I've never been up to Nova Scotia, but judging from Wikipedia, cutting the tree down and seeing it off entails at least as much of a production as setting it up here. I'm informed it used to be put up in the plaza at the Pru, but the brouhaha was shifted to the Common before I moved here.
Being as we are in Boston, where a solid 5% of the population professes to be Jewish when the census guy comes around, there was also a colossal menorah downtown in the Back Bay. Also being as we are in Boston, it was sitting in Copley Square, directly between a historic church and the public library, because that's where important stuff goes. They had a slightly smaller one on the Common, in the vicinity of the lit tree.
The welter of Christmas lights visible in the background of the photos for the magazine story are typical. Greater Boston has a propensity for throwing lights into the trees anyway; some of the trees in Harvard Square and in the road medians in Somerville are lit year-round for no apparent reason. They also string lighted banners up above the roadway. Designs vary. Out here in Brighton they're mainly stars, whereas in Central Square in Cambridge the banners sport a lot of celebratory stick figures that I can only describe as the apotheosis of Holmes' "dancing men". Downtown by the Common they tend to be starbursts in LEDs, as if fireworks had been suspended in time.
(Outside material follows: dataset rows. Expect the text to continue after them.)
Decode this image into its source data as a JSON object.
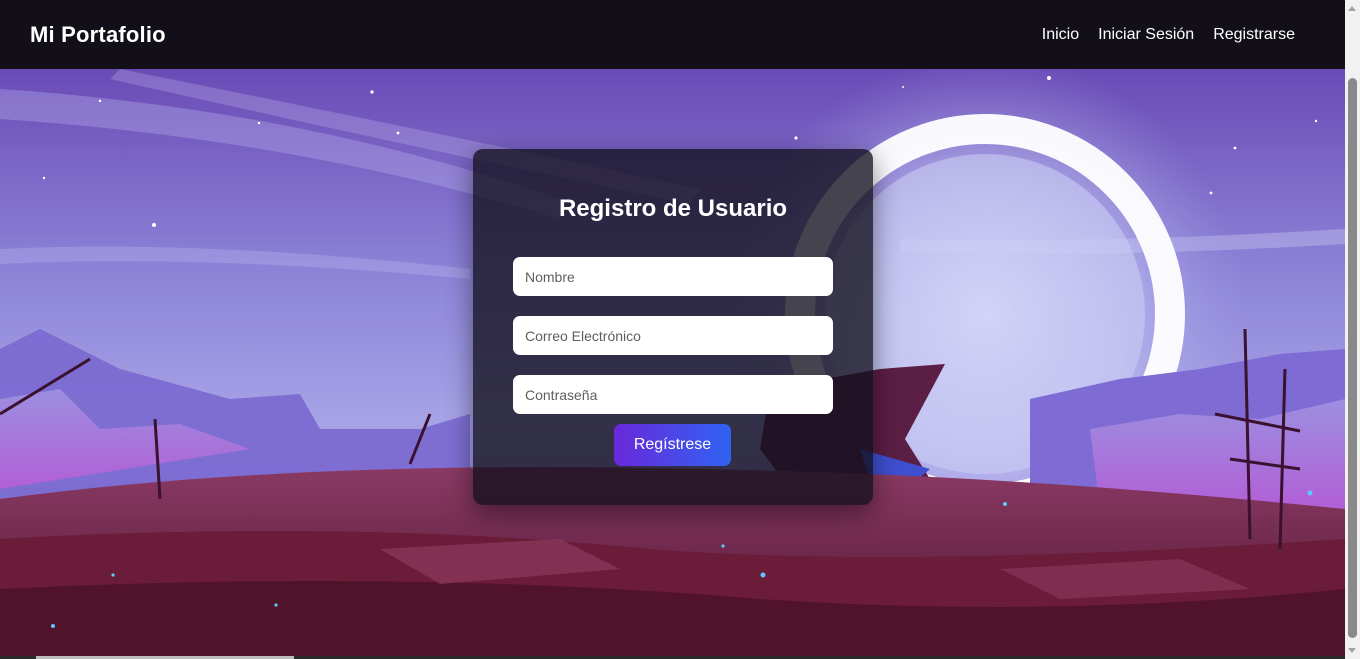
{
  "navbar": {
    "brand": "Mi Portafolio",
    "links": [
      {
        "label": "Inicio"
      },
      {
        "label": "Iniciar Sesión"
      },
      {
        "label": "Registrarse"
      }
    ]
  },
  "register_form": {
    "title": "Registro de Usuario",
    "name_placeholder": "Nombre",
    "email_placeholder": "Correo Electrónico",
    "password_placeholder": "Contraseña",
    "submit_label": "Regístrese"
  },
  "colors": {
    "navbar_bg": "#130f19",
    "button_gradient_start": "#6a28da",
    "button_gradient_end": "#2f63f2",
    "sky_top": "#6b4fb8",
    "ground": "#6e1f3c"
  }
}
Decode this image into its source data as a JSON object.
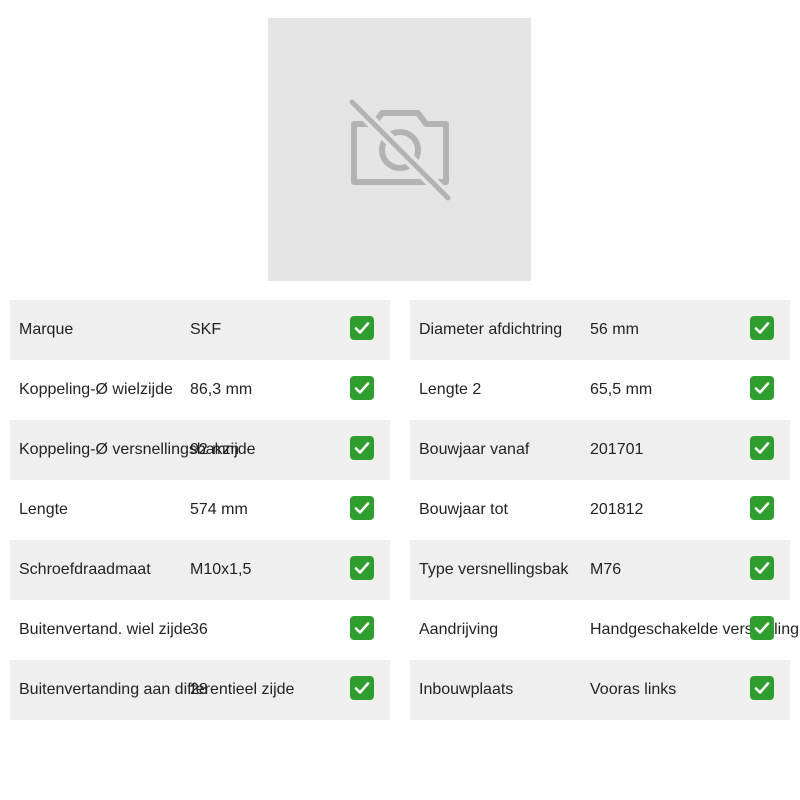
{
  "image": {
    "icon": "no-camera-icon"
  },
  "specs_left": [
    {
      "label": "Marque",
      "value": "SKF"
    },
    {
      "label": "Koppeling-Ø wielzijde",
      "value": "86,3 mm"
    },
    {
      "label": "Koppeling-Ø versnellingsbakzijde",
      "value": "92 mm"
    },
    {
      "label": "Lengte",
      "value": "574 mm"
    },
    {
      "label": "Schroefdraadmaat",
      "value": "M10x1,5"
    },
    {
      "label": "Buitenvertand. wiel zijde",
      "value": "36"
    },
    {
      "label": "Buitenvertanding aan differentieel zijde",
      "value": "28"
    }
  ],
  "specs_right": [
    {
      "label": "Diameter afdichtring",
      "value": "56 mm"
    },
    {
      "label": "Lengte 2",
      "value": "65,5 mm"
    },
    {
      "label": "Bouwjaar vanaf",
      "value": "201701"
    },
    {
      "label": "Bouwjaar tot",
      "value": "201812"
    },
    {
      "label": "Type versnellingsbak",
      "value": "M76"
    },
    {
      "label": "Aandrijving",
      "value": "Handgeschakelde versnelling"
    },
    {
      "label": "Inbouwplaats",
      "value": "Vooras links"
    }
  ],
  "check_icon": "check-box-icon",
  "colors": {
    "check": "#2e9e2e",
    "row_shade": "#efefef",
    "placeholder": "#e5e5e5"
  }
}
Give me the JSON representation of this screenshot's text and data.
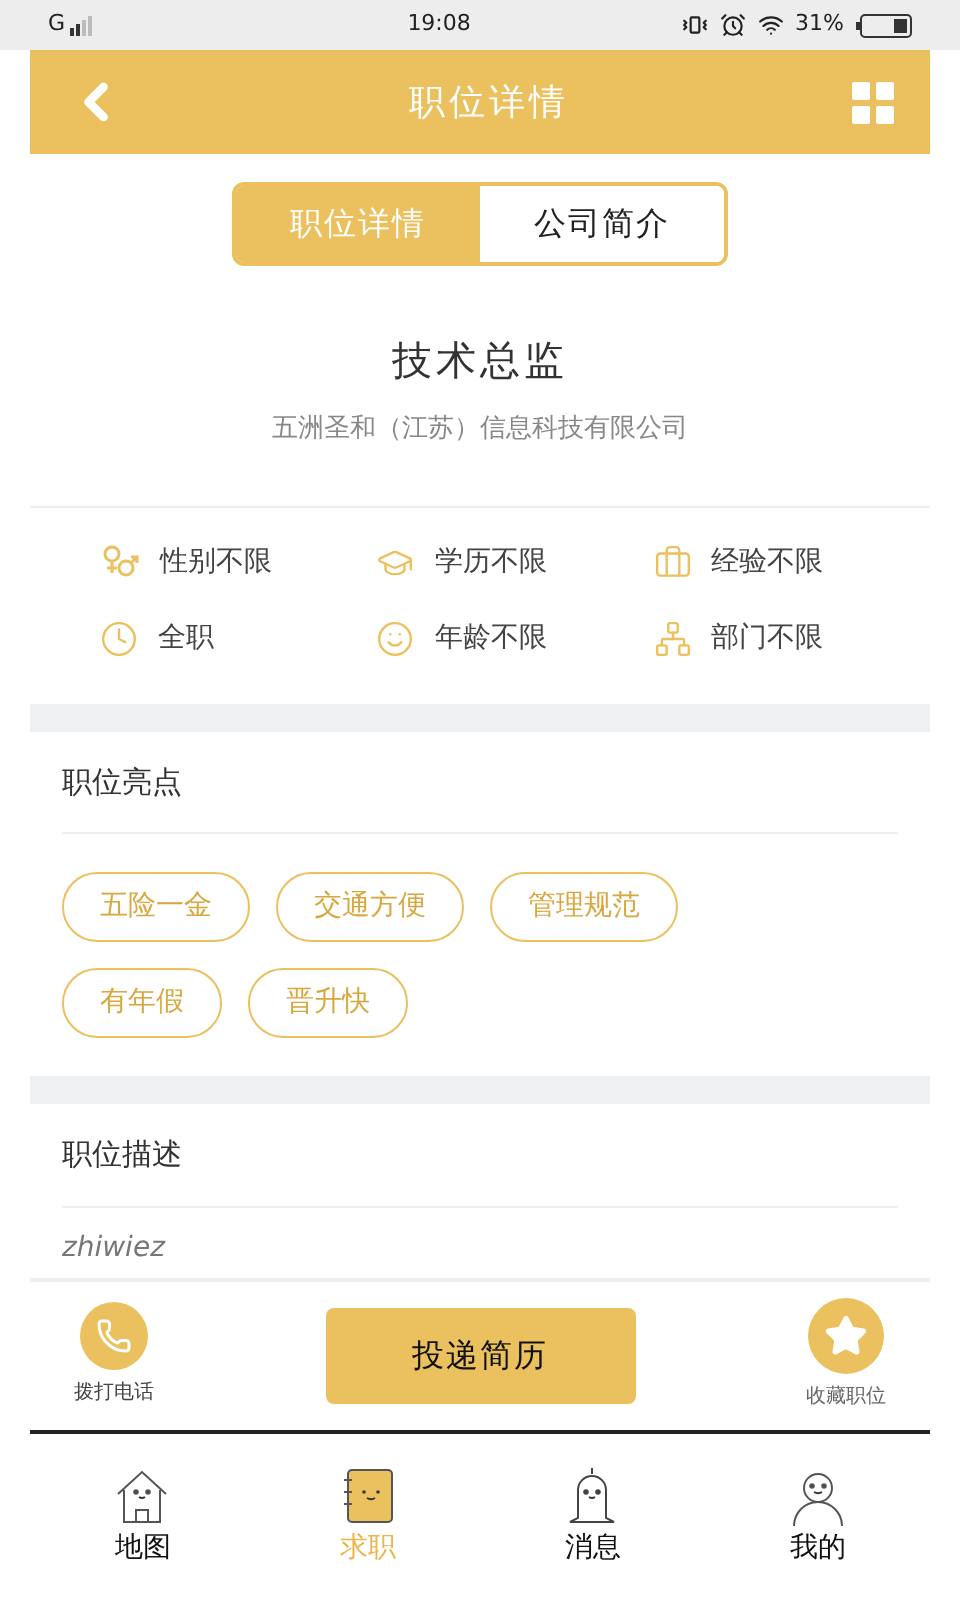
{
  "status_bar": {
    "network": "G",
    "time": "19:08",
    "battery": "31%"
  },
  "header": {
    "title": "职位详情"
  },
  "tabs": [
    {
      "label": "职位详情",
      "selected": true
    },
    {
      "label": "公司简介",
      "selected": false
    }
  ],
  "job": {
    "title": "技术总监",
    "company": "五洲圣和（江苏）信息科技有限公司"
  },
  "requirements": [
    {
      "kind": "gender",
      "label": "性别不限"
    },
    {
      "kind": "education",
      "label": "学历不限"
    },
    {
      "kind": "experience",
      "label": "经验不限"
    },
    {
      "kind": "time",
      "label": "全职"
    },
    {
      "kind": "age",
      "label": "年龄不限"
    },
    {
      "kind": "department",
      "label": "部门不限"
    }
  ],
  "highlights": {
    "title": "职位亮点",
    "tags": [
      "五险一金",
      "交通方便",
      "管理规范",
      "有年假",
      "晋升快"
    ]
  },
  "description": {
    "title": "职位描述",
    "text": "zhiwiez"
  },
  "actions": {
    "call": "拨打电话",
    "apply": "投递简历",
    "favorite": "收藏职位"
  },
  "nav": [
    {
      "kind": "map",
      "label": "地图",
      "selected": false
    },
    {
      "kind": "jobs",
      "label": "求职",
      "selected": true
    },
    {
      "kind": "messages",
      "label": "消息",
      "selected": false
    },
    {
      "kind": "me",
      "label": "我的",
      "selected": false
    }
  ]
}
The main difference between normal and Christmas is that during the Christmas season, there are also lights wrapped around fences, lampposts, the bandstand on the Common, various administrative buildings, the State House, balconies, railings, etc etc etc. Anything that'll sit still long enough, really. The tree lights and overhead banners tend to be left up through February, because in New England it gets dark before rush hour is over through most of the winter. Presumably it's cheaper (and prettier) than just installing more streetlights.